La réverbe de FabFilter est enfin là et vu la réputation d’excellence de l’éditeur hollandais, elle pourrait bien être un de ces produits de rupture qui remettent les pendules de la concurrence à l’heure. Il n’y a plus qu’à pousser le potard sur Wet pour le savoir…
Dire que la réverbe de FabFilter était attendue est un euphémisme car, sans qu’elle n’ait jamais été annoncée, elle était à l’évidence l’effet qui manquait le plus au catalogue de l’éditeur hollandais pour qu’il soit complet. Quand on connaît en outre le soin apporté par FabFilter à ses réalisations, tant sur les plans ergonomiques et fonctionnels qu’au niveau du son, il va sans dire que l’arrivée de cette Pro-R est un événement dans le petit monde des réverbes logicielles, où elle aura fort à faire pour se faire un trou tant la concurrence y est acharnée.

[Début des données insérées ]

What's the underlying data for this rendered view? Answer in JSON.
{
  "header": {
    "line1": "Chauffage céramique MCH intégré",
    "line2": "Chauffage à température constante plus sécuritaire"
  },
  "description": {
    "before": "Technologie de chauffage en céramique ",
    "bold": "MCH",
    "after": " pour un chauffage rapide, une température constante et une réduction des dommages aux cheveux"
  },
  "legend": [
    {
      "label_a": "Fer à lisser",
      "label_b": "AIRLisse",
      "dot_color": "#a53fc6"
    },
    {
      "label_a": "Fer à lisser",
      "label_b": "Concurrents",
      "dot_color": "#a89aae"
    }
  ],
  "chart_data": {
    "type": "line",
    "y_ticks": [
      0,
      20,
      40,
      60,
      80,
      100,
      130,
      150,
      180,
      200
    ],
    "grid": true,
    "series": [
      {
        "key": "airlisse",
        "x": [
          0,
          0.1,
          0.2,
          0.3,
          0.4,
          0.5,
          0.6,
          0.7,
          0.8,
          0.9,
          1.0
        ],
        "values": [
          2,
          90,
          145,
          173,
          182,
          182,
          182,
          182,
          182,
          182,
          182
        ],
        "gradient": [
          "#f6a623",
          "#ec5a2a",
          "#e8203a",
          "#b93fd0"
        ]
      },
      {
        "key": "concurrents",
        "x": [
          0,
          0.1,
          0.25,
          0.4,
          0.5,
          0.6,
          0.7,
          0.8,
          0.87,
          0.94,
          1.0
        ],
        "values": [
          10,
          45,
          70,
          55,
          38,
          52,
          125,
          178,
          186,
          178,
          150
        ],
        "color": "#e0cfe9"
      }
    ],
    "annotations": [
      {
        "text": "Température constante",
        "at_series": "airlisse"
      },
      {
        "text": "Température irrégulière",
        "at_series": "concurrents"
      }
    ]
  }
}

Sans même parler des excellents processeurs à convolution émanant d’AudioEase, Liquidsonics, Waves, Melda, HOFA, Vienna, Voxengo ou encore SIR, on dispose sur le marché de la réverbe algorithmique de très nombreux éditeurs proposant des produits de haute volée : Lexicon et Eventide bien sûr, mais aussi Overloud, Exponential Audio, Flux, UVI, Waves, IK Multimedia, Melda, Sonnox, Arts Acoustic, Universal Audio, 2CAudio, Softube, Wave Arts, ReLab, Native Instruments, eaReckon, Brainworx, 112dB, PSP… Et c’est sans compter Valhalla DSP qui a fait exploser l’entrée de gamme en proposant à 50$ des plug-ins absolument stupéfiants, ou encore les éditeurs de STAN qui proposent avec leurs logiciels des réverbes de bien meilleure facture que par le passé.
Bref, pour se positionner sur ce marché saturé, des algos de qualité ne suffisent pas : il faut soit emmener la réverbe sur d’autres terrains comme l’ont fait 2CAudio, Overloud ou encore Zynaptiq, soit proposer une ergonomie qui simplifie le réglage de l’effet. Car, c’est un fait : de tous les traitements qu’on utilise en production musicale, la réverbe est indubitablement le plus complexe à maîtriser et à paramétrer, donnant souvent lieu à des usines à gaz qui demandent un doctorat en traitement du signal dès lors qu’on veut s’aventurer hors des presets fournis. C’est donc sur ces points qu’est attendue la Pro-R, qui devra nous prouver qu’elle n’est pas une réverbe de plus.
R comme Réverbe
Le nom du plug-in ne surprendra pas les habitués de FabFilter, pas plus que son interface. On retrouve en effet le design épuré et léché qui a fait le succès de la marque, avec une belle place laissée à la visualisation où s’ébattent des courbes parfaitement lissées, flanquées de quelques boutons bien hiérarchisés. C’est d’ailleurs de ce « quelques » que vient la première bonne nouvelle de cette Pro-R : Fabfilter a réussi en effet à se limiter à sept boutons pour les contrôles de son effet, assistés de deux courbes que nous allons détailler par la suite. Nous voici rassurés : on ne se retrouvera pas comme chez Lexicon, Overloud ou encore 2CAudio avec des pages de paramètres abscons pour régler la bête, d’autant que les noms de ces derniers sont assez parlants pour ne pas avoir à garder le manuel sur les genoux.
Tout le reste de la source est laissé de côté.